Una pregunta para el ministro:
Señor ministro, ¿qué significa exactamente «ya los tenemos identificados»? Si se refiere a personas vinculadas con hechos delictivos, dígalo. Si existen investigaciones concretas, corresponde explicar —dentro de los límites legales— cuál es su fundamento. Si se trata de personas que han cometido actos violentos, la autoridad tiene no solo la facultad, sino el deber de actuar conforme a la le
Pero si se está hablando simplemente de ciudadanos que se reúnen pacíficamente para expresar sus ideas políticas, la frase adquiere otra dimensión- vale decir que usted no se refería a personas en situación de cárcel en ese momento-
Porque entonces el problema ya no sería lo que esas personas hicieron, sino quiénes son, qué piensan o qué posición política se les atribuye.

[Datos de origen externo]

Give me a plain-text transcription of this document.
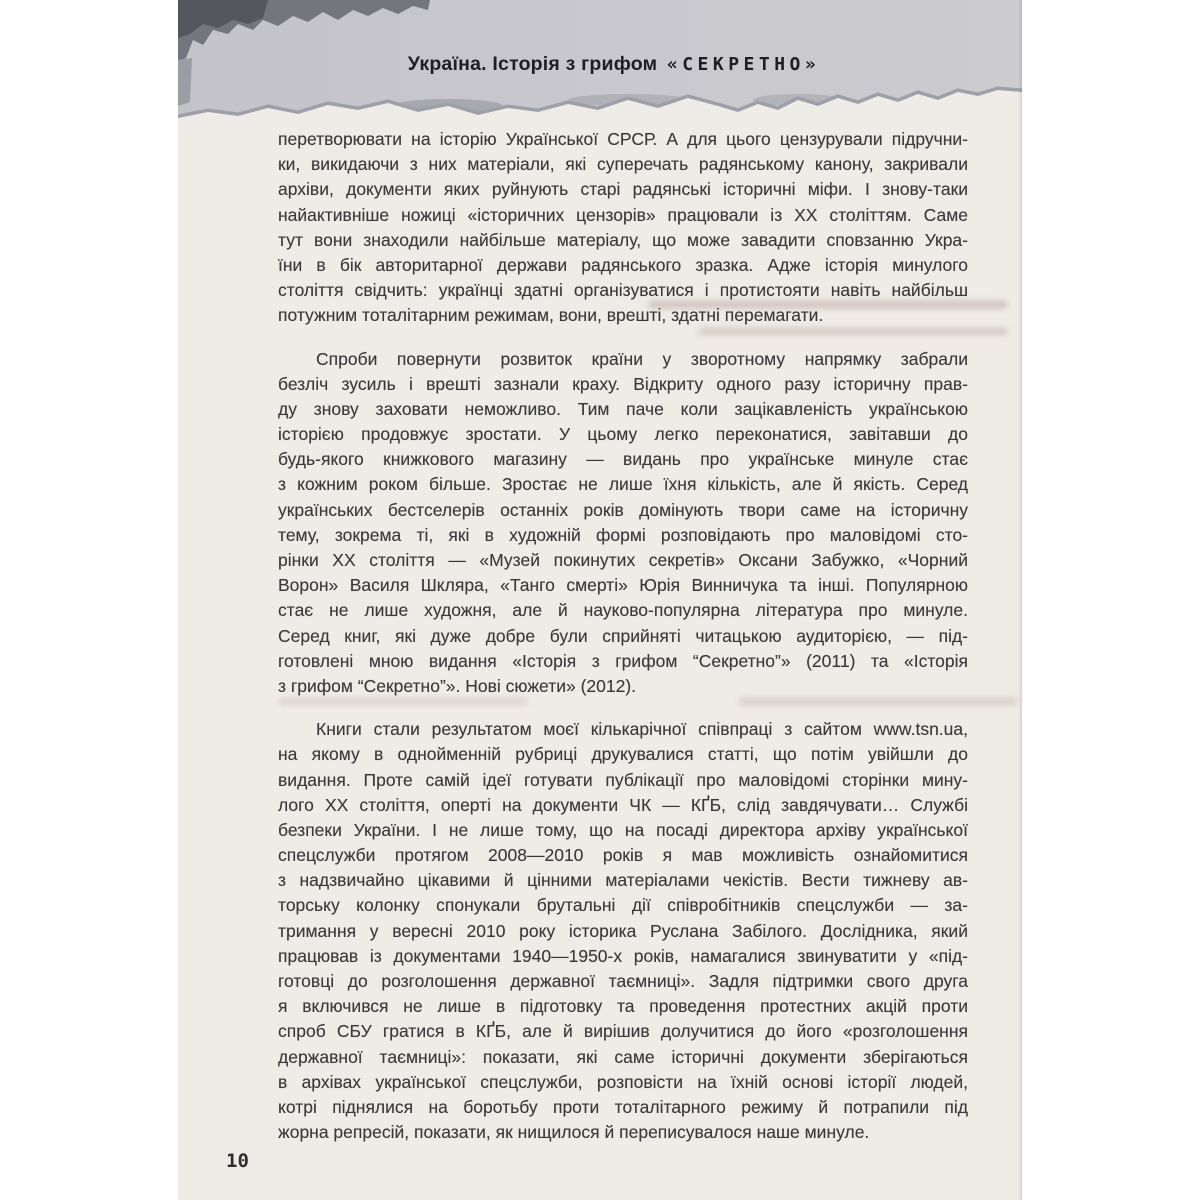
Україна. Історія з грифом «СЕКРЕТНО»
перетворювати на історію Української СРСР. А для цього цензурували підручни-
ки, викидаючи з них матеріали, які суперечать радянському канону, закривали
архіви, документи яких руйнують старі радянські історичні міфи. І знову-таки
найактивніше ножиці «історичних цензорів» працювали із ХХ століттям. Саме
тут вони знаходили найбільше матеріалу, що може завадити сповзанню Укра-
їни в бік авторитарної держави радянського зразка. Адже історія минулого
століття свідчить: українці здатні організуватися і протистояти навіть найбільш
потужним тоталітарним режимам, вони, врешті, здатні перемагати.
Спроби повернути розвиток країни у зворотному напрямку забрали
безліч зусиль і врешті зазнали краху. Відкриту одного разу історичну прав-
ду знову заховати неможливо. Тим паче коли зацікавленість українською
історією продовжує зростати. У цьому легко переконатися, завітавши до
будь-якого книжкового магазину — видань про українське минуле стає
з кожним роком більше. Зростає не лише їхня кількість, але й якість. Серед
українських бестселерів останніх років домінують твори саме на історичну
тему, зокрема ті, які в художній формі розповідають про маловідомі сто-
рінки ХХ століття — «Музей покинутих секретів» Оксани Забужко, «Чорний
Ворон» Василя Шкляра, «Танго смерті» Юрія Винничука та інші. Популярною
стає не лише художня, але й науково-популярна література про минуле.
Серед книг, які дуже добре були сприйняті читацькою аудиторією, — під-
готовлені мною видання «Історія з грифом “Секретно”» (2011) та «Історія
з грифом “Секретно”». Нові сюжети» (2012).
Книги стали результатом моєї кількарічної співпраці з сайтом www.tsn.ua,
на якому в однойменній рубриці друкувалися статті, що потім увійшли до
видання. Проте самій ідеї готувати публікації про маловідомі сторінки мину-
лого ХХ століття, оперті на документи ЧК — КҐБ, слід завдячувати… Службі
безпеки України. І не лише тому, що на посаді директора архіву української
спецслужби протягом 2008—2010 років я мав можливість ознайомитися
з надзвичайно цікавими й цінними матеріалами чекістів. Вести тижневу ав-
торську колонку спонукали брутальні дії співробітників спецслужби — за-
тримання у вересні 2010 року історика Руслана Забілого. Дослідника, який
працював із документами 1940—1950-х років, намагалися звинуватити у «під-
готовці до розголошення державної таємниці». Задля підтримки свого друга
я включився не лише в підготовку та проведення протестних акцій проти
спроб СБУ гратися в КҐБ, але й вирішив долучитися до його «розголошення
державної таємниці»: показати, які саме історичні документи зберігаються
в архівах української спецслужби, розповісти на їхній основі історії людей,
котрі піднялися на боротьбу проти тоталітарного режиму й потрапили під
жорна репресій, показати, як нищилося й переписувалося наше минуле.
10
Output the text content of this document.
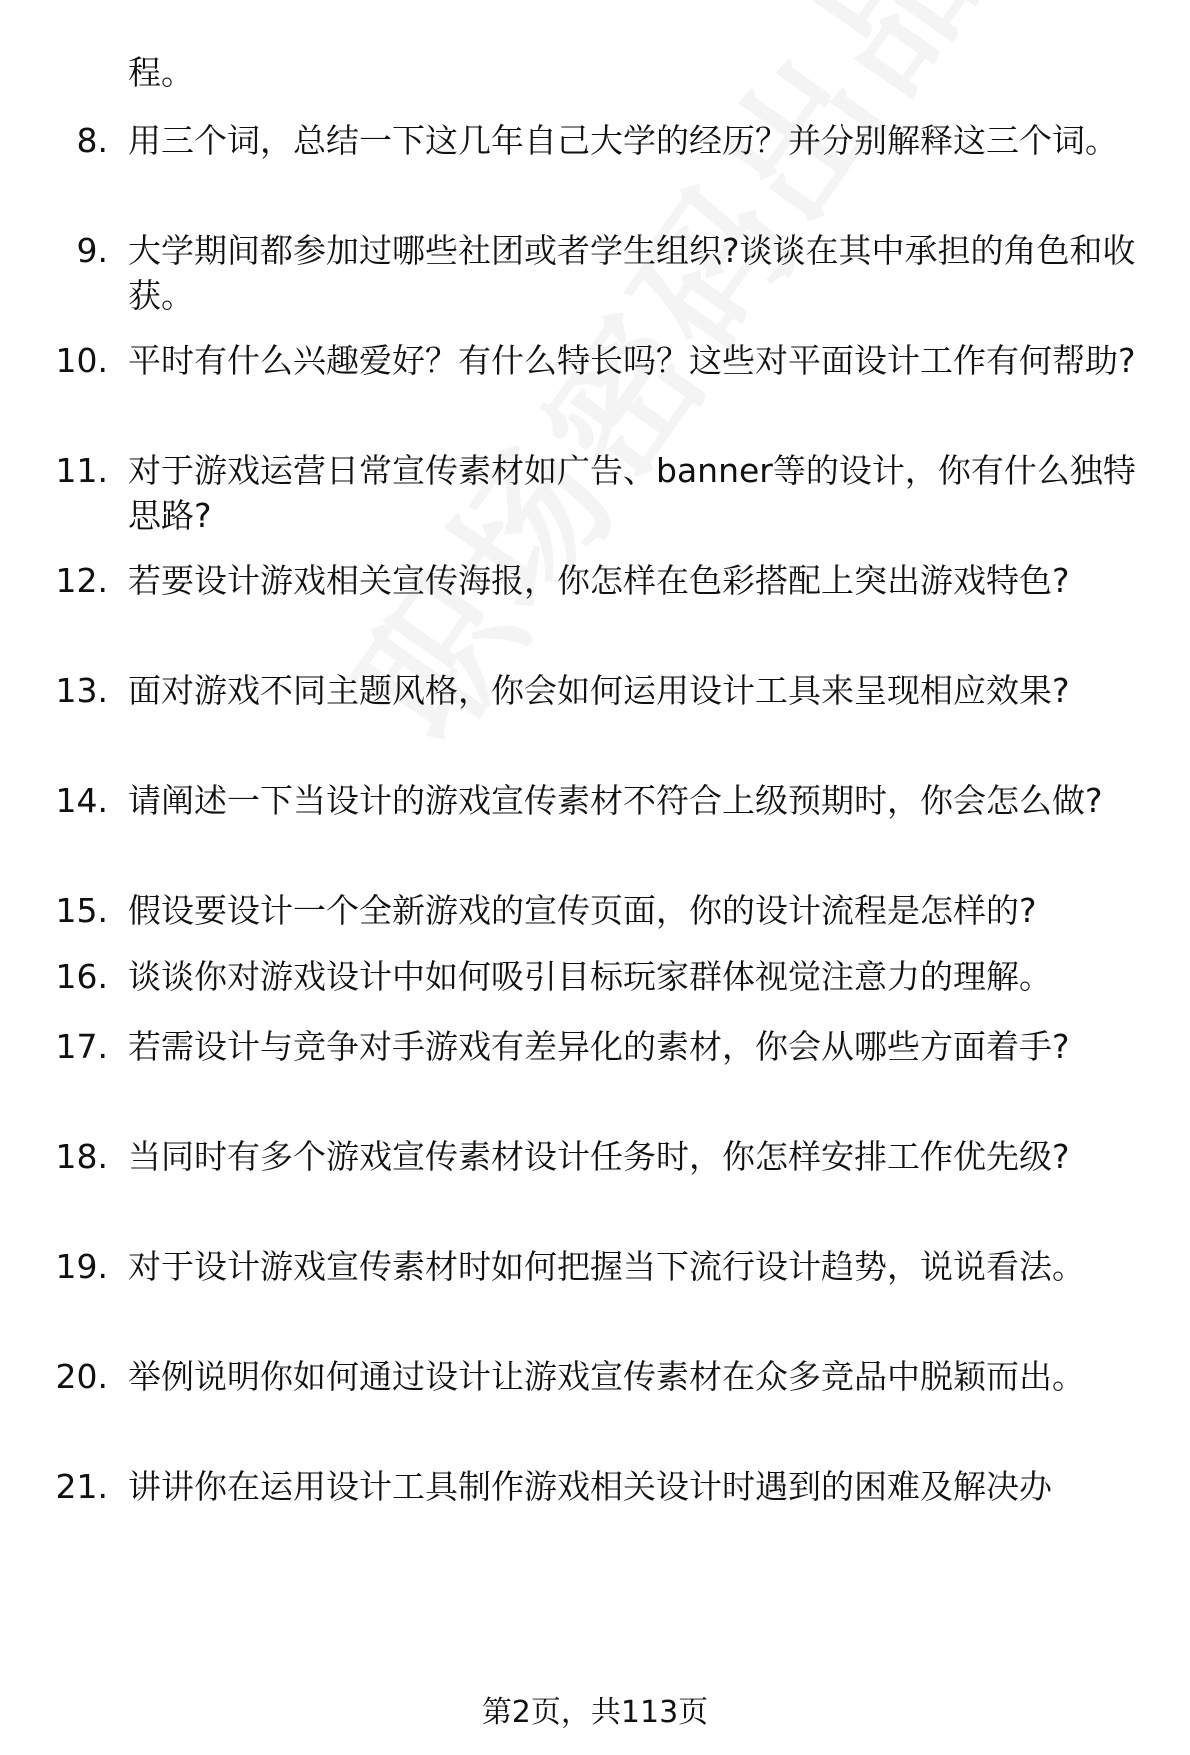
程。
8. 用三个词，总结一下这几年自己大学的经历？并分别解释这三个词。
9. 大学期间都参加过哪些社团或者学生组织?谈谈在其中承担的角色和收获。
10. 平时有什么兴趣爱好？有什么特长吗？这些对平面设计工作有何帮助?
11. 对于游戏运营日常宣传素材如广告、banner等的设计，你有什么独特思路?
12. 若要设计游戏相关宣传海报，你怎样在色彩搭配上突出游戏特色?
13. 面对游戏不同主题风格，你会如何运用设计工具来呈现相应效果?
14. 请阐述一下当设计的游戏宣传素材不符合上级预期时，你会怎么做?
15. 假设要设计一个全新游戏的宣传页面，你的设计流程是怎样的?
16. 谈谈你对游戏设计中如何吸引目标玩家群体视觉注意力的理解。
17. 若需设计与竞争对手游戏有差异化的素材，你会从哪些方面着手?
18. 当同时有多个游戏宣传素材设计任务时，你怎样安排工作优先级?
19. 对于设计游戏宣传素材时如何把握当下流行设计趋势，说说看法。
20. 举例说明你如何通过设计让游戏宣传素材在众多竞品中脱颖而出。
21. 讲讲你在运用设计工具制作游戏相关设计时遇到的困难及解决办
第2页，共113页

Y ahí es donde una democracia debe encender sus luces de advertencia.
Una democracia constitucional no persigue ideas. Persigue conductas cuando estas infringen la ley. No clasifica ciudadanos entre confiables y sospechosos por sus convicciones políticas. No convierte la discrepancia en una amenaza. Y no transforma el ejercicio de un derecho en un indicio de peligrosidad.
¿Error jurídico o concepción del poder?
Aquí está, quizá, la cuestión de fondo. ¿Qué puede llevar a un ministro de Justicia a realizar una interpretación equivocada de la Constitución? Puede ser desconocimiento jurídico. Puede ser ligereza. Una declaración improvisada. Presión política. Una lectura ideológica de la realidad. Pero existe una posibilidad más inquietante: que no estemos solamente ante una interpretación equivocada de la Constitución, sino ante una determinada concepción del poder.

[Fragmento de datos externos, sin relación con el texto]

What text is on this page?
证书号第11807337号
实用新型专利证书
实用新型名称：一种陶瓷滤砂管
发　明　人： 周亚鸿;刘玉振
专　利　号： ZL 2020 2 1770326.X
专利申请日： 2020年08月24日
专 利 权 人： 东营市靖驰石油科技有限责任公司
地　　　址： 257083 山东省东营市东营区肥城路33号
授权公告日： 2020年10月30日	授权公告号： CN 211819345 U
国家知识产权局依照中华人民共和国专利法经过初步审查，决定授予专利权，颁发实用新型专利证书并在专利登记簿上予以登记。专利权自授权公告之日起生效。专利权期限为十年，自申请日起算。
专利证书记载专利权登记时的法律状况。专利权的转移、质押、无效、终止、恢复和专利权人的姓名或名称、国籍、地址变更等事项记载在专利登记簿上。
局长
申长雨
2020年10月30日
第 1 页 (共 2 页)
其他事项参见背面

Porque cuando el poder comienza a interpretar los derechos desde sus propias necesidades, y no a entender sus propias facultades desde los límites que le imponen los derechos, algo fundamental se ha invertido.
Hoy son «los zurdos». ¿Mañana quiénes serán? Esta es quizá la pregunta que más debería preocuparnos. Mañana podrían ser los periodistas incómodos, los estudiantes críticos, los sindicatos, los ambientalistas, los universitarios, quienes marchen contra una decisión del Gobierno o simplemente quienes cuestionen a la Presidenta.
¿En qué momento la discrepancia empieza a convertirse en sospecha? Señor Ministro, le recuerdo que usted también está sometido a la Constitución. Y esa es, precisamente, la grandeza del Estado de derecho: nadie está por encima de la ley, tampoco quien tiene la responsabilidad de hacerla cumplir.